The Marble boat at the Summer Palace

Later, we travelled 300 km by hired minibus to Shijiazhuang, Hebei Province for the workshop there. In this Province, the pollution was very bad: visibility was extremely poor, and the sun could only be made out as a dim disk during the afternoon. Very soon after arrival, we were hosted at a banquet given by Mr Li Pu, Secretary General, Hebei Provincial People’s Government. It was in a lovely room at a different hotel from that used for the workshop. The Chinese people there, including our local experts from Beijing, made period visits to others around the large table during the meal. This Chinese custom is most entertaining. The evening ended suddenly, when the host stood up – a good system actually, as it saves you wondering whether it is appropriate to leave or not.

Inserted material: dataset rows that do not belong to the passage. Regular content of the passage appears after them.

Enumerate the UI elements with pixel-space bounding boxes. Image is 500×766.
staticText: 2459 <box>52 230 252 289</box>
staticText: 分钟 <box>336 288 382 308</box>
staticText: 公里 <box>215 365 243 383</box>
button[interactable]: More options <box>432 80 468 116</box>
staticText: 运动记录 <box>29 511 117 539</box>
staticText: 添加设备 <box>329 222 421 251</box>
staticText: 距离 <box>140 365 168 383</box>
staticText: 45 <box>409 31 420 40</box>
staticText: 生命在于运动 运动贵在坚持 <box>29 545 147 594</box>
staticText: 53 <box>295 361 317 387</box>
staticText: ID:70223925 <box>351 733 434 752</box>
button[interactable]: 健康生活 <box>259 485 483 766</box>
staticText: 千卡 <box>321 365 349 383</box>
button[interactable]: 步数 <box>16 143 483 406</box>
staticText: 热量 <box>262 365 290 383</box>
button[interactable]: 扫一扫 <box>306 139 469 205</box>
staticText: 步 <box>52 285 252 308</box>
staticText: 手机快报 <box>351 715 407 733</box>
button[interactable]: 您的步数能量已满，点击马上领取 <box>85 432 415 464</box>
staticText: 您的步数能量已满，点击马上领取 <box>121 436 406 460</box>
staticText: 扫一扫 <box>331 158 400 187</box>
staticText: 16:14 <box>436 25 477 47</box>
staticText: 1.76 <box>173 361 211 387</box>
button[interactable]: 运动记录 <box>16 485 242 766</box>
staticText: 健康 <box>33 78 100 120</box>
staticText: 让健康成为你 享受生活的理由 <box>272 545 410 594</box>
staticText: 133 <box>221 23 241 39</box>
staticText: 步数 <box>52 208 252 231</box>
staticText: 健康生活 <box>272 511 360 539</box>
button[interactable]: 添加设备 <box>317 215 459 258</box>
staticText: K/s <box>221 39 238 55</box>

Inside our hotel the air quality index was shown as high (bad), and a haze was distinctly visible.

The high speed train to Beijing was good again and there was a day or so to have a further look round and visit some vegetarian restaurants (Buddhists seem to run these). Xing was an excellent guide for this, and showed me the Temple of Heaven and other sites. The sun shone, and air quality was pretty good.

The A380 back to Dubai with Emirates was a dream again.

Unfortunately, Andrew was unwell from the pollution after he returned, and I had increasing signs of some nasty bug. It is only almost gone now, two and a half weeks after getting back – hence the lateness of this blog.